A personal favorite among these maxims is that “Love cannot feed us rice.”

There are many ways to interpret this. An old mother might say it to her love-sick daughter, before the girl runs off with the kind but poor maintenance man in a Korean Drama. Fathers say it to their sons when they begin to swerve away from that one well-worn path that leads to success in Korean life (study, examinations, obedience, filial duty) and start to practice magical thinking about “art” or “making a difference” or even, “true love.”

It seems harsh, but like so many harsh things, it is true. At least for men it is true. Love cannot feed a man rice.

In the West, we aren’t so lucky anymore. We’re taught from an early age that it is despicable to turn away from the wobbly notion that “love is all you need”, that a happy, loving wife is all that is necessary to get by in the world, that a relationship deep and meaningful enough will save your life, will rescue your soul from mediocrity.

We’ve lost touch with our guts, have grown so limp on comforts that we know the luxury of deciding that nebulous intangibles are the real meat and potatoes of human existence. We actually think that love can feed us rice, if only because not a one of us has ever been a rice farmer.

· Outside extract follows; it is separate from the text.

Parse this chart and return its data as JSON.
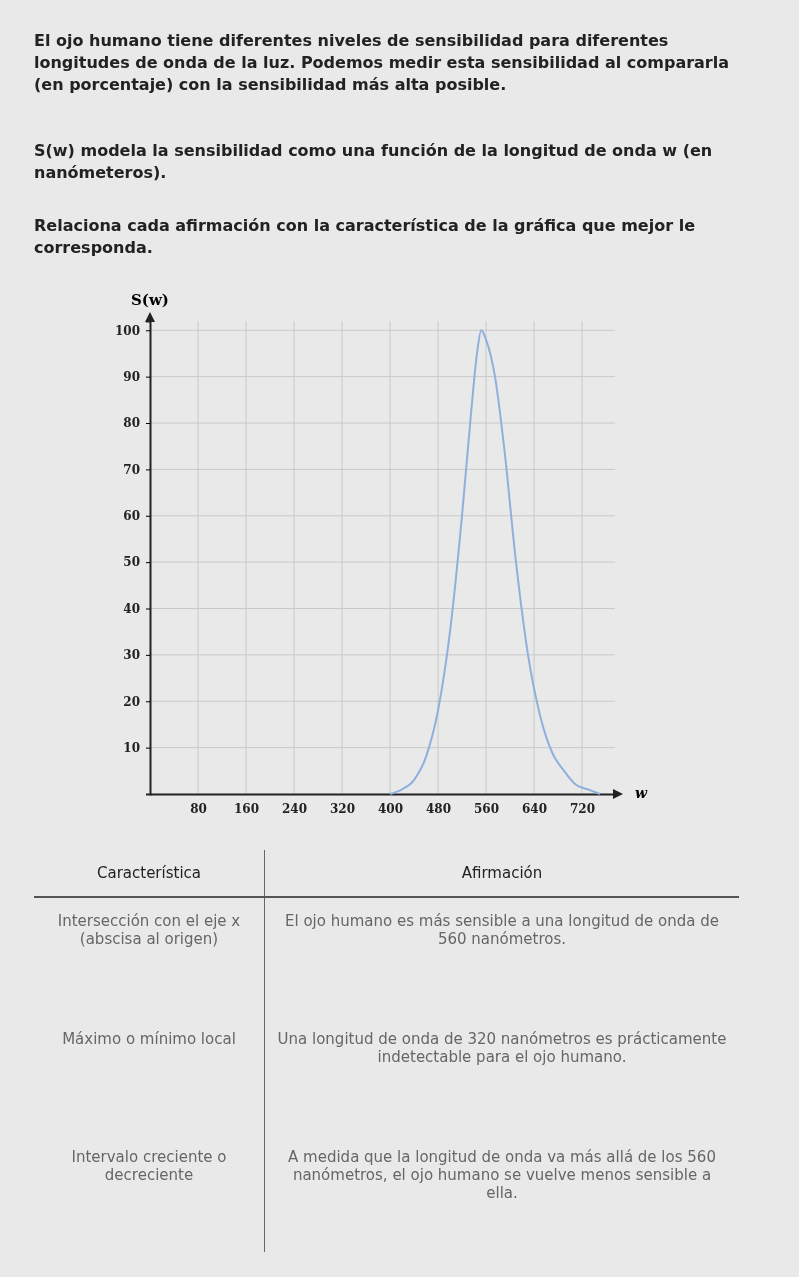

The first time you go hungry you’ll realize that emotions aren’t nearly as important as you’ve been led to believe, that most of them are simply the whimsical allowances of the well-fed. That doesn’t mean that love isn’t real. It certainly is. In some forms at least. It isn’t that love is unimportant.

It is just to remind you that the way we pedestalize the concept of love, as if it should come first and foremost on the hierarchy of life’s most important reckonings, is a childish fallacy that’s popularity is indicative of how gorged, pampered, and physically satiated we are. Our hunger then becomes for the intangible, for the emotional, for the divine. We forget the corporeal, and in such a way we lose ourselves. It is why so many people criticize cynics.

But a romantic approach to human connection belies the fact that love, in all its forms and machinations, is the studied result of extended, dependable, and hard work. There is no such thing as “love at first sight” or “soulmates”, nor any other modernist sugar coating. Love, whatever that word means, is the slow grinding and mixing and packing of the firework, not the explosion itself.

When you drill to the core of it, love is just a fanciful word for so many other things: devotion, dependability, partnership, security, and so forth. It is not some magical elixir that, once imbed, makes the world other than it really is— an animal place of alliances and tribes and stomachs and feet and hands reaching and eyes finding, of the rough work of getting and keeping the rice in our bellies.

You are an animal first and an emotional being second. Feelings only matter because you aren’t hungry. Your ability to bend the world to making sure that you have the resources you need to live is more important than your boredom, your dissatisfaction, your anger, your lust.

Look at yourself in the mirror, and then go out and try to go at life as you would if your stomach was for the first time empty.